Thursday, July 14, 2005

Tattoo


Before his hand shook, my father drew perfect eyelashes, sailor’s anchors and hearts pierced with cupid's bow, all on a face he adored.

A clown face. A face mismatched with tears and laughter. My brother would later tell me about an old Mexican tattoo tradition. “Laugh now, cry later” is the phrase. He has my name stitched in blue-black on his forearm, a pretty senorita looking a bit to the side, the hint of clown's makeup on her profile, my telltale birthmark above her left eye.

In prison the tradition is to tattoo a tear below the eye, a badge of sorts. Proof of suffering, bearing witness and a way to bypass the real thing. I don’t know when the shaking began, but like many second children, my brother was not graced with my lashes, my heart and arrow. When our hands meet, mine holds his steady for a fleeting moment, but my father taught us to always let go. The two of them tremble like leaves and stand like Oaks.

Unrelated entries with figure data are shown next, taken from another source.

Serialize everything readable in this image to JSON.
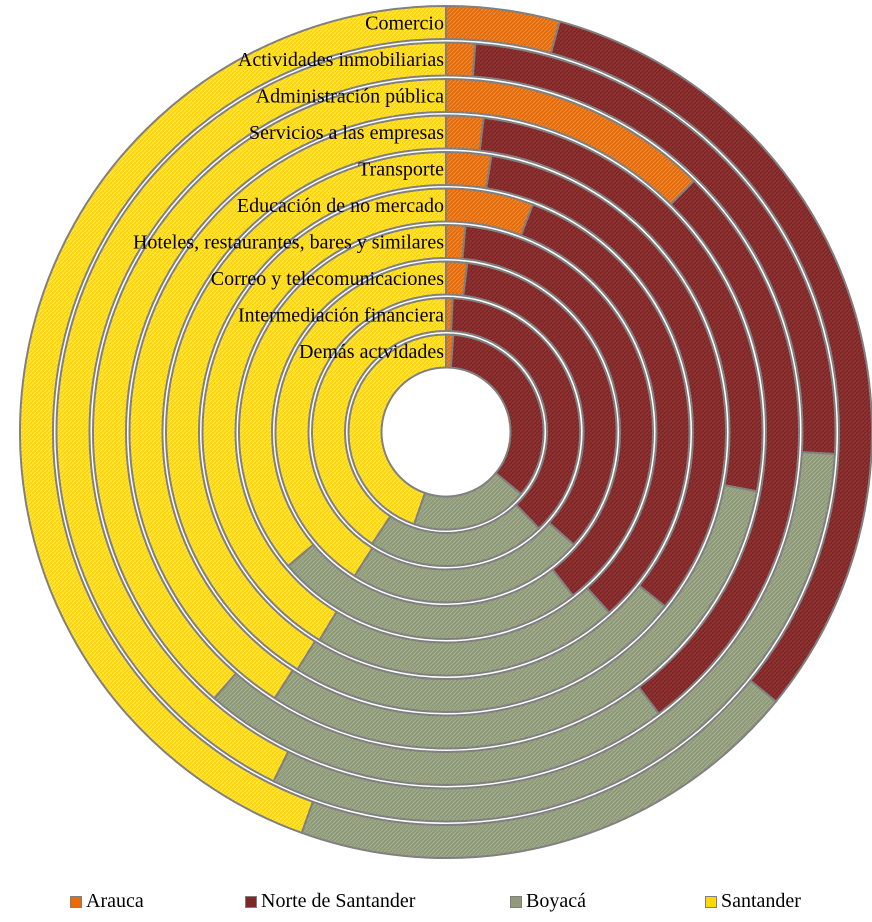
{
  "chart_data": {
    "type": "donut",
    "title": "",
    "categories": [
      "Comercio",
      "Actividades inmobiliarias",
      "Administración pública",
      "Servicios a las empresas",
      "Transporte",
      "Educación de no mercado",
      "Hoteles, restaurantes, bares y similares",
      "Correo y telecomunicaciones",
      "Intermediación financiera",
      "Demás actvidades"
    ],
    "series": [
      {
        "name": "Arauca",
        "color": "#e46c0a",
        "values": [
          4.3,
          1.2,
          12.4,
          1.9,
          2.6,
          5.8,
          1.5,
          2.0,
          0.8,
          1.2
        ]
      },
      {
        "name": "Norte de Santander",
        "color": "#7f2727",
        "values": [
          31.6,
          24.7,
          27.3,
          26.1,
          33.1,
          32.5,
          38.0,
          34.5,
          37.0,
          34.8
        ]
      },
      {
        "name": "Boyacá",
        "color": "#8e9a78",
        "values": [
          19.6,
          31.4,
          21.7,
          31.1,
          23.2,
          20.4,
          24.3,
          22.5,
          21.5,
          19.3
        ]
      },
      {
        "name": "Santander",
        "color": "#ffd700",
        "values": [
          44.5,
          42.7,
          38.6,
          40.9,
          41.1,
          41.3,
          36.2,
          41.0,
          40.7,
          44.7
        ]
      }
    ],
    "legend_position": "bottom",
    "units": "percent"
  }
}
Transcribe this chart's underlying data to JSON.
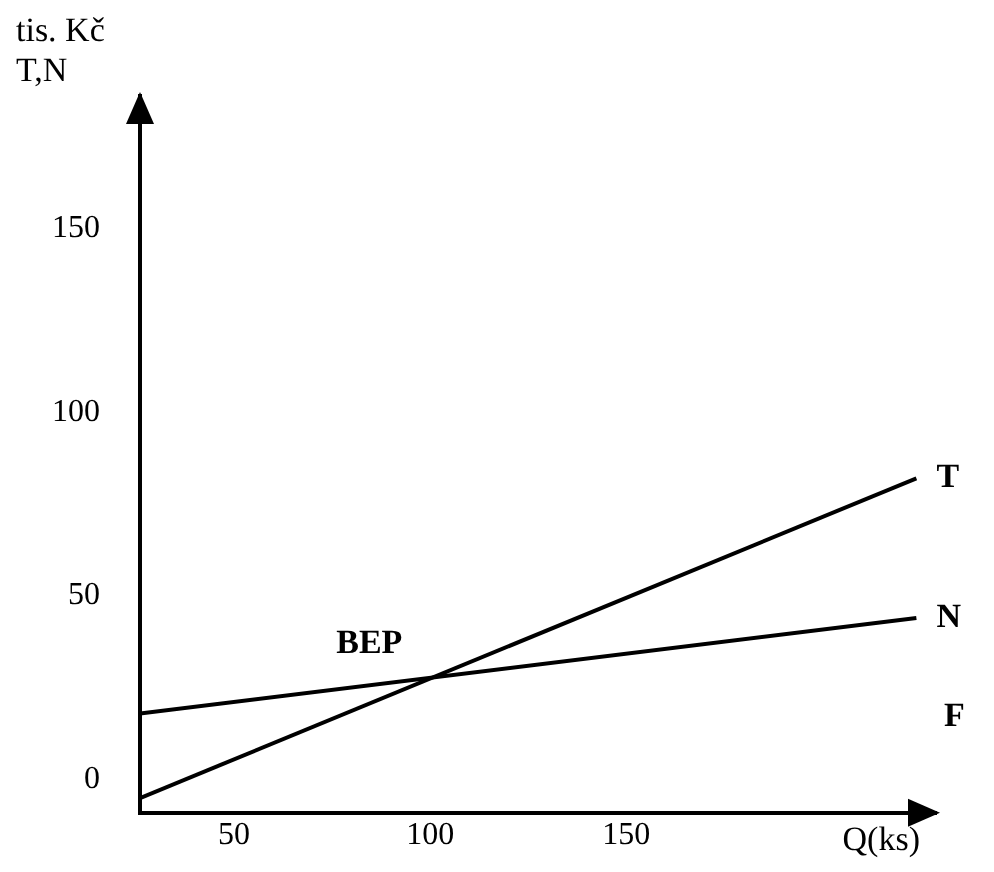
{
  "chart_data": {
    "type": "line",
    "ylabel": "tis. Kč\nT,N",
    "xlabel": "Q(ks)",
    "series": [
      {
        "name": "T",
        "color": "#000000",
        "values": [
          -5,
          82
        ]
      },
      {
        "name": "N",
        "color": "#000000",
        "values": [
          18,
          44
        ]
      }
    ],
    "annotations": [
      {
        "text": "BEP",
        "x": 98,
        "y": 27
      },
      "F"
    ],
    "x": [
      26,
      224
    ],
    "xlim": [
      26,
      229
    ],
    "xticks": [
      50,
      100,
      150
    ],
    "ylim": [
      -9,
      186
    ],
    "yticks": [
      0,
      50,
      100,
      150
    ],
    "grid": false,
    "legend": false,
    "marker": "none",
    "line_style": "solid"
  }
}
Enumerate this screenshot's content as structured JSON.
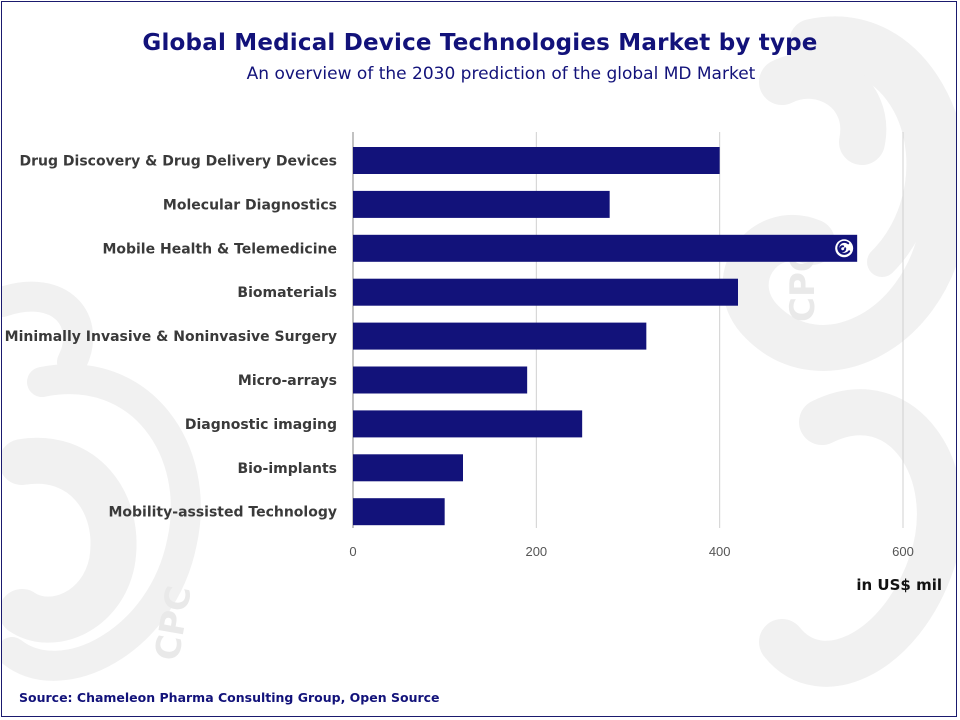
{
  "page": {
    "title": "Global Medical Device Technologies Market by type",
    "subtitle": "An overview of the 2030 prediction of the global MD Market",
    "unit_label": "in US$ mil",
    "source": "Source:  Chameleon Pharma Consulting Group, Open Source",
    "watermark_text": "CPC"
  },
  "colors": {
    "bar": "#12127a",
    "title": "#12127a",
    "grid": "#d0d0d0",
    "watermark": "#f1f1f1"
  },
  "chart_data": {
    "type": "bar",
    "orientation": "horizontal",
    "title": "Global Medical Device Technologies Market by type",
    "subtitle": "An overview of the 2030 prediction of the global MD Market",
    "xlabel": "in US$ mil",
    "ylabel": "",
    "xlim": [
      0,
      600
    ],
    "xticks": [
      0,
      200,
      400,
      600
    ],
    "grid": true,
    "legend": "none",
    "categories": [
      "Drug Discovery & Drug Delivery Devices",
      "Molecular Diagnostics",
      "Mobile Health & Telemedicine",
      "Biomaterials",
      "Minimally Invasive & Noninvasive Surgery",
      "Micro-arrays",
      "Diagnostic imaging",
      "Bio-implants",
      "Mobility-assisted Technology"
    ],
    "values": [
      400,
      280,
      550,
      420,
      320,
      190,
      250,
      120,
      100
    ]
  }
}
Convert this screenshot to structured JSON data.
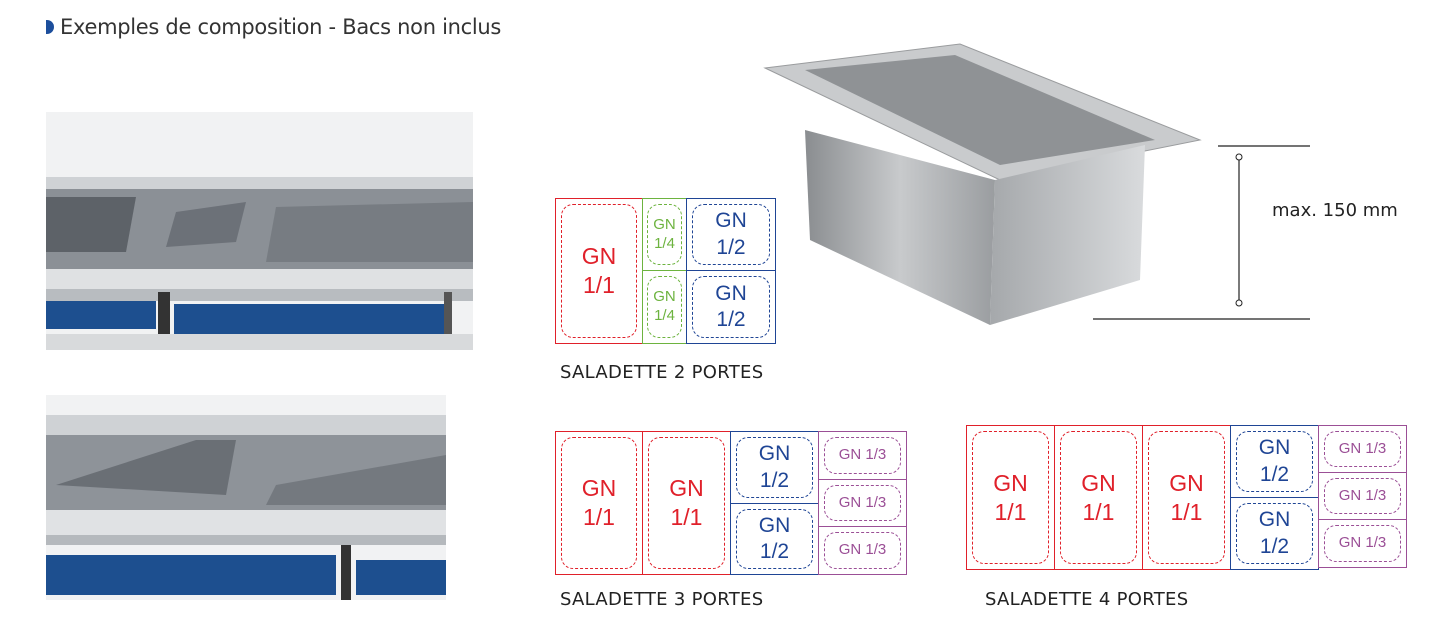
{
  "title": "Exemples de composition - Bacs non inclus",
  "colors": {
    "gn11": "#e0202a",
    "gn14": "#6db33f",
    "gn12": "#1f4595",
    "gn13": "#9b4f96",
    "bullet": "#1c4e9c"
  },
  "dimension_label": "max. 150 mm",
  "diagrams": [
    {
      "caption": "SALADETTE 2 PORTES",
      "cells": [
        "GN\n1/1",
        "GN\n1/4",
        "GN\n1/4",
        "GN\n1/2",
        "GN\n1/2"
      ]
    },
    {
      "caption": "SALADETTE 3 PORTES",
      "cells": [
        "GN\n1/1",
        "GN\n1/1",
        "GN\n1/2",
        "GN\n1/2",
        "GN 1/3",
        "GN 1/3",
        "GN 1/3"
      ]
    },
    {
      "caption": "SALADETTE 4 PORTES",
      "cells": [
        "GN\n1/1",
        "GN\n1/1",
        "GN\n1/1",
        "GN\n1/2",
        "GN\n1/2",
        "GN 1/3",
        "GN 1/3",
        "GN 1/3"
      ]
    }
  ]
}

Until recently, I believed I too might inherit my father’s tremor. His mother, my sweet grandmother who denied the damp backs of her forefathers with perfect English, also writes shaky earthquake letters, a gift of blood. But now I’m reading, reading too much too long. Reading about this war, trying so hard to blur the lines. But my eyes don't fail me and I'm learning shaking hands come from other places. Tremors, they say, are not always simply a gift of genetics. While sweet grandmothers may inherit them by birth, fathers often come by them through a fine mist rained down on foreign lands.

Now I’m seeing the faint outline of grease paint on my father. He mocks my brother's badges, calls him less than a man. But the truth is slowly emerging, like the secret agent ink we used to grapple over out of cereal boxes. My mothers lemons always coaxed out the messages, like omens and whispers, tart and irresistible.